/speech

A PyTorch Implementation of End-to-End Models for Speech-to-Text(语音识别)

Primary LanguagePython

speech

Speech is an open-source package to build end-to-end models for automatic speech recognition. Sequence-to-sequence models with attention and connectionist temporal classification are currently supported.

The goal of this software is to facilitate research in end-to-end models for speech recognition. The models are implemented in PyTorch.

The software has only been tested in Python2.7, though we plan to support both 2.7 and 3.5.

Install

We recommend creating a virtual environment and installing the python requirements there.

virtualenv <path_to_your_env>
source <path_to_your_env>/bin/activate
pip install -r requirements.txt

Then follow the installation instructions for a version of PyTorch which works for your machine.
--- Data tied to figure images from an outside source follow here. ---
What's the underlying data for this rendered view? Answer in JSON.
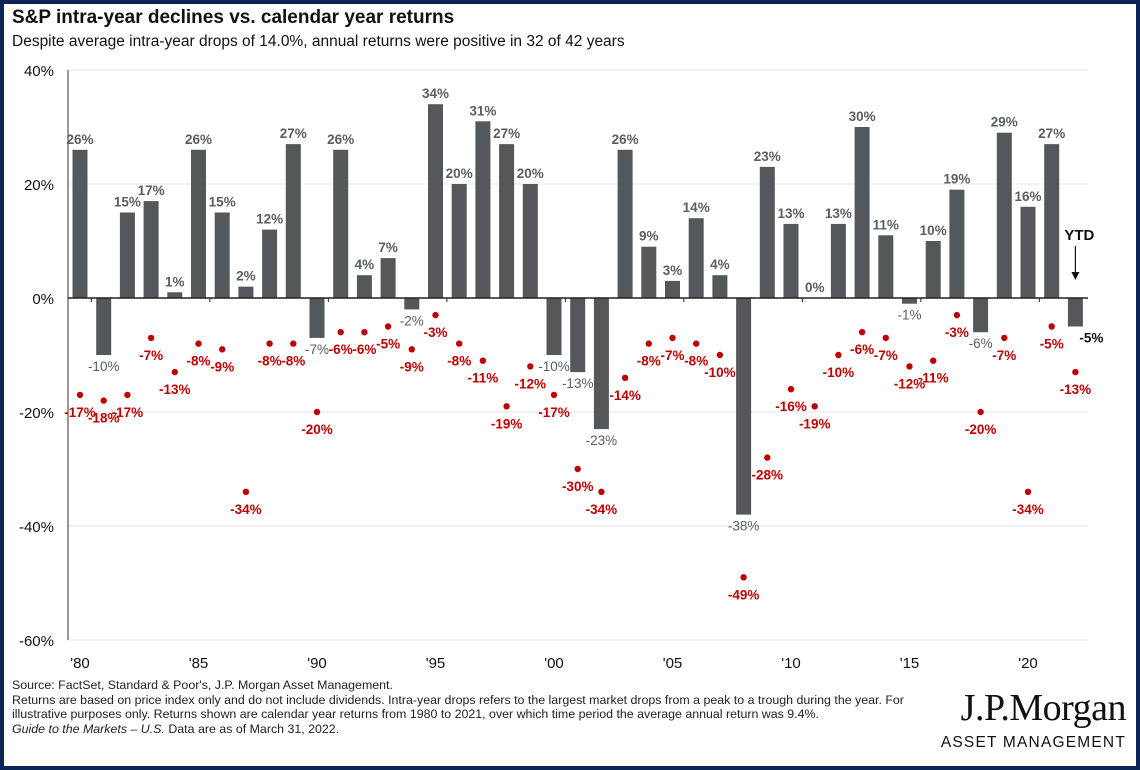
{
  "header": {
    "title": "S&P intra-year declines vs. calendar year returns",
    "subtitle": "Despite average intra-year drops of 14.0%, annual returns were positive in 32 of 42 years"
  },
  "chart_data": {
    "type": "bar",
    "title": "S&P intra-year declines vs. calendar year returns",
    "subtitle": "Despite average intra-year drops of 14.0%, annual returns were positive in 32 of 42 years",
    "xlabel": "",
    "ylabel": "",
    "ylim": [
      -60,
      40
    ],
    "yticks": [
      40,
      20,
      0,
      -20,
      -40,
      -60
    ],
    "ytick_labels": [
      "40%",
      "20%",
      "0%",
      "-20%",
      "-40%",
      "-60%"
    ],
    "xtick_years": [
      1980,
      1985,
      1990,
      1995,
      2000,
      2005,
      2010,
      2015,
      2020
    ],
    "xtick_labels": [
      "'80",
      "'85",
      "'90",
      "'95",
      "'00",
      "'05",
      "'10",
      "'15",
      "'20"
    ],
    "grid": true,
    "years": [
      1980,
      1981,
      1982,
      1983,
      1984,
      1985,
      1986,
      1987,
      1988,
      1989,
      1990,
      1991,
      1992,
      1993,
      1994,
      1995,
      1996,
      1997,
      1998,
      1999,
      2000,
      2001,
      2002,
      2003,
      2004,
      2005,
      2006,
      2007,
      2008,
      2009,
      2010,
      2011,
      2012,
      2013,
      2014,
      2015,
      2016,
      2017,
      2018,
      2019,
      2020,
      2021,
      2022
    ],
    "series": [
      {
        "name": "Calendar year return",
        "kind": "bar",
        "color": "#54585a",
        "values": [
          26,
          -10,
          15,
          17,
          1,
          26,
          15,
          2,
          12,
          27,
          -7,
          26,
          4,
          7,
          -2,
          34,
          20,
          31,
          27,
          20,
          -10,
          -13,
          -23,
          26,
          9,
          3,
          14,
          4,
          -38,
          23,
          13,
          0,
          13,
          30,
          11,
          -1,
          10,
          19,
          -6,
          29,
          16,
          27,
          -5
        ]
      },
      {
        "name": "Intra-year decline",
        "kind": "scatter",
        "color": "#c00000",
        "values": [
          -17,
          -18,
          -17,
          -7,
          -13,
          -8,
          -9,
          -34,
          -8,
          -8,
          -20,
          -6,
          -6,
          -5,
          -9,
          -3,
          -8,
          -11,
          -19,
          -12,
          -17,
          -30,
          -34,
          -14,
          -8,
          -7,
          -8,
          -10,
          -49,
          -28,
          -16,
          -19,
          -10,
          -6,
          -7,
          -12,
          -11,
          -3,
          -20,
          -7,
          -34,
          -5,
          -13
        ]
      }
    ],
    "annotations": [
      {
        "text": "YTD",
        "year": 2022,
        "arrow": "down"
      }
    ]
  },
  "footer": {
    "source": "Source: FactSet, Standard & Poor's, J.P. Morgan Asset Management.",
    "note": "Returns are based on price index only and do not include dividends. Intra-year drops refers to the largest market drops from a peak to a trough during the year. For illustrative purposes only. Returns shown are calendar year returns from 1980 to 2021, over which time period the average annual return was 9.4%.",
    "guide_italic": "Guide to the Markets – U.S.",
    "data_date": " Data are as of March 31, 2022."
  },
  "logo": {
    "brand": "J.P.Morgan",
    "sub": "ASSET MANAGEMENT"
  }
}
After all the python requirements are installed, from the top level directory, run:

make

The build process requires CMake as well as Make.
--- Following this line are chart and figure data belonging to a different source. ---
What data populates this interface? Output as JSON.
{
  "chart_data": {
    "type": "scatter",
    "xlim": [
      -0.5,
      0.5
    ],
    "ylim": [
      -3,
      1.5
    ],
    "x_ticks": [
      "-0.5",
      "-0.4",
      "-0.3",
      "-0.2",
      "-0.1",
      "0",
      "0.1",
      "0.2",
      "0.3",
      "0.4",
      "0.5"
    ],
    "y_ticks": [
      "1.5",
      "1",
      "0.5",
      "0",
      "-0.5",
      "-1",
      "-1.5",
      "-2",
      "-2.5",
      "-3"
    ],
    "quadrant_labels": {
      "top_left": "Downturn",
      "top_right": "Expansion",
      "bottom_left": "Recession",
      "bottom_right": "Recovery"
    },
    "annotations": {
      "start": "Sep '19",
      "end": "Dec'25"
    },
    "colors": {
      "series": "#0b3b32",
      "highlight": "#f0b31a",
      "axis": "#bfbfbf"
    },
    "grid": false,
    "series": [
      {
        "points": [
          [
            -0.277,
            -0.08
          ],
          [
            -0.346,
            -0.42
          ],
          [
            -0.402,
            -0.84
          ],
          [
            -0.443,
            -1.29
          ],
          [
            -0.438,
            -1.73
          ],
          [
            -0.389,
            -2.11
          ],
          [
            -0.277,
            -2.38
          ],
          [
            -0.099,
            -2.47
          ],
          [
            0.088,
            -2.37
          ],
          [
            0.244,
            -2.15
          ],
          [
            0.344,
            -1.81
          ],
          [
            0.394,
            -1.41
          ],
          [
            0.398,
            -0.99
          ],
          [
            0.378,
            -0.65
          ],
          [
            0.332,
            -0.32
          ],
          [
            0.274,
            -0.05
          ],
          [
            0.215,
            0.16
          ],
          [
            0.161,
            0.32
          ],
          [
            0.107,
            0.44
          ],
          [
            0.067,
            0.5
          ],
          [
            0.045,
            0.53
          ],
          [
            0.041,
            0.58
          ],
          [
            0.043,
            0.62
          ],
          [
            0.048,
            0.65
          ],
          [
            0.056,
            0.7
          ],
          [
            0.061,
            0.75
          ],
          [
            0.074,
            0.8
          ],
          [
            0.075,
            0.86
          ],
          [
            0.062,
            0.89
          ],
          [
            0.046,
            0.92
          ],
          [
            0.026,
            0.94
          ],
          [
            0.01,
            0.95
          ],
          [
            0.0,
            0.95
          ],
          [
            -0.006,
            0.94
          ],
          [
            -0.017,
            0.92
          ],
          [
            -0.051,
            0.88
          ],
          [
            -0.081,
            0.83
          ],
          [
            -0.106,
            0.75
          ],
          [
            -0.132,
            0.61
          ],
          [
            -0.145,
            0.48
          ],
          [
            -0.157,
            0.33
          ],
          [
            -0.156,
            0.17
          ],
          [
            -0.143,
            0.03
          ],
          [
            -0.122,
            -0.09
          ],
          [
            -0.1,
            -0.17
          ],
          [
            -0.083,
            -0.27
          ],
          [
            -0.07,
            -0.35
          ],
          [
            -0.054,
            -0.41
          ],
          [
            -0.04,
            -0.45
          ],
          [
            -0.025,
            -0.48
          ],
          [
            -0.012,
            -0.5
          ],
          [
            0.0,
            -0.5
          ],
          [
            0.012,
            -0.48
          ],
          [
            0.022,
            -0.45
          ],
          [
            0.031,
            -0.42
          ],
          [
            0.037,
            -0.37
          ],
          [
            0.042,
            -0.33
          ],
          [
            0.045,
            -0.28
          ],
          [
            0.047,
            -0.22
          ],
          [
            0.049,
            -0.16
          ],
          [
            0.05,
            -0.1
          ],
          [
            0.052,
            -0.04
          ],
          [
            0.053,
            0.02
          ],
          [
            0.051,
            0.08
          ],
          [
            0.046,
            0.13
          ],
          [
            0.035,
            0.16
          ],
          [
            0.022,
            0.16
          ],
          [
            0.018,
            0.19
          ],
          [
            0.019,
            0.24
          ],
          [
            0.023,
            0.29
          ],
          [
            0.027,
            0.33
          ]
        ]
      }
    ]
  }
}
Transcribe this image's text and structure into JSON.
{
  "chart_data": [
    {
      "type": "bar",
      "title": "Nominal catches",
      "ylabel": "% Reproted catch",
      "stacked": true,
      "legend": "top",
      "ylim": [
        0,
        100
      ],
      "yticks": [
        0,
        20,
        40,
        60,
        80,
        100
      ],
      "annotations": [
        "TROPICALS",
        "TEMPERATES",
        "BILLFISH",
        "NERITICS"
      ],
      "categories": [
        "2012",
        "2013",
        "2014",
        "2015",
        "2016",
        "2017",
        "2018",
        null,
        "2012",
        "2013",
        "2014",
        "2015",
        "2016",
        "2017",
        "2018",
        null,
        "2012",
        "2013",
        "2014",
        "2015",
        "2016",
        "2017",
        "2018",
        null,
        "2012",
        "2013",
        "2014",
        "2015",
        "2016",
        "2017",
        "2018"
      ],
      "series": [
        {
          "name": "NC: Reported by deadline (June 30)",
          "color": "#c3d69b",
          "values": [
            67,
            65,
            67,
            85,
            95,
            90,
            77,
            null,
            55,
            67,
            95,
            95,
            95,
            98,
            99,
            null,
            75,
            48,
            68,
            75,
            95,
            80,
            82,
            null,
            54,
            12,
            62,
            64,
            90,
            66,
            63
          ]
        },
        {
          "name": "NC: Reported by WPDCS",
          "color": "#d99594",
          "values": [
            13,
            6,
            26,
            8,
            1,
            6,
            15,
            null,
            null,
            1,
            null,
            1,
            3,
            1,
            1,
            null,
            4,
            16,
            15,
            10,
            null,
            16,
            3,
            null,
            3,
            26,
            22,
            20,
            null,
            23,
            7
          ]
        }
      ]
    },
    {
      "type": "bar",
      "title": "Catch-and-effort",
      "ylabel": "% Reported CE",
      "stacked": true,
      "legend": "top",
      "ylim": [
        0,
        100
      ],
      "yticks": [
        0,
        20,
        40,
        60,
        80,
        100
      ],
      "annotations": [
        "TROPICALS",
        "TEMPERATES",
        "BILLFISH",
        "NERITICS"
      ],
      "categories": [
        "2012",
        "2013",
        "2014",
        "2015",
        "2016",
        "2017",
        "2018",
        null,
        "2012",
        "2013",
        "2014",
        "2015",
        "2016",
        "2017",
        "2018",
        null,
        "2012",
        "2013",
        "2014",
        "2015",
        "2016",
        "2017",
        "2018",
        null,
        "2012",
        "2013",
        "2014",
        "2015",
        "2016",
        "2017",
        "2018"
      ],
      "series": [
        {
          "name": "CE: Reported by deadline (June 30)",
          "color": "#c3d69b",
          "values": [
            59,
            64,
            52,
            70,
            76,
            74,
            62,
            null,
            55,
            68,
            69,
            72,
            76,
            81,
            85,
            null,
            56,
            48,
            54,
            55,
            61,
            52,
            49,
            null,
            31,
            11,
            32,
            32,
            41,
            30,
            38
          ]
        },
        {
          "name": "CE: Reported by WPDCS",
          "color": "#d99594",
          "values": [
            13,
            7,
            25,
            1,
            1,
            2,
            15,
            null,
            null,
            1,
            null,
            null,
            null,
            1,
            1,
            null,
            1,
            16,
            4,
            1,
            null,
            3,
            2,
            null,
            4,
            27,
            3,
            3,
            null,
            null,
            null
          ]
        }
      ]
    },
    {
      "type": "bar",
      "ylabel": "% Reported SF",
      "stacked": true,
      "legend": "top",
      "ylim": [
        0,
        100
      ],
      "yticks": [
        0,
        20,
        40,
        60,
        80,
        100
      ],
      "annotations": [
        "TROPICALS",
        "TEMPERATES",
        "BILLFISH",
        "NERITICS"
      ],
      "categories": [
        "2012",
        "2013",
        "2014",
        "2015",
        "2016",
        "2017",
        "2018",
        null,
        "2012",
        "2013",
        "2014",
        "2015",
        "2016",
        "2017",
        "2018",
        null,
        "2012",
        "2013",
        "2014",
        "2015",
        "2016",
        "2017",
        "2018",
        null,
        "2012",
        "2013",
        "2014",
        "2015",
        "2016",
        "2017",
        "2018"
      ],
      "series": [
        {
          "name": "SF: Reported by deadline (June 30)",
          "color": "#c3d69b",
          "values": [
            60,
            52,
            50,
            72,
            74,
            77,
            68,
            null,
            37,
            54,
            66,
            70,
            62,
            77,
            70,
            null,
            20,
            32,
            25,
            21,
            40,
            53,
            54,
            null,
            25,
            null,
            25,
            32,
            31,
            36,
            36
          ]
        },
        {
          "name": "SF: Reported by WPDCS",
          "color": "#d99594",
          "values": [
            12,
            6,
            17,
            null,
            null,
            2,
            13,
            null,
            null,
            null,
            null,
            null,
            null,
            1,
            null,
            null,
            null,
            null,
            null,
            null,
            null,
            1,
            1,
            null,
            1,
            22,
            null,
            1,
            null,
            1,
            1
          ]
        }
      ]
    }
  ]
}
After that, source the setup.sh from the repo root.

source setup.sh

Consider adding this to your bashrc.

You can verify the install was successful by running the tests from the tests directory.

cd tests
pytest

Run

To train a model run

python train.py <path_to_config>

After the model is done training you can evaluate it with

python eval.py <path_to_model> <path_to_data_json>

To see the available options for each script use -h:

python {train, eval}.py -h

Examples

For examples of model configurations and datasets, visit the examples directory. Each example dataset should have instructions and/or scripts for downloading and preparing the data. There should also be one or more model configurations available. The results for each configuration will documented in each examples corresponding README.md.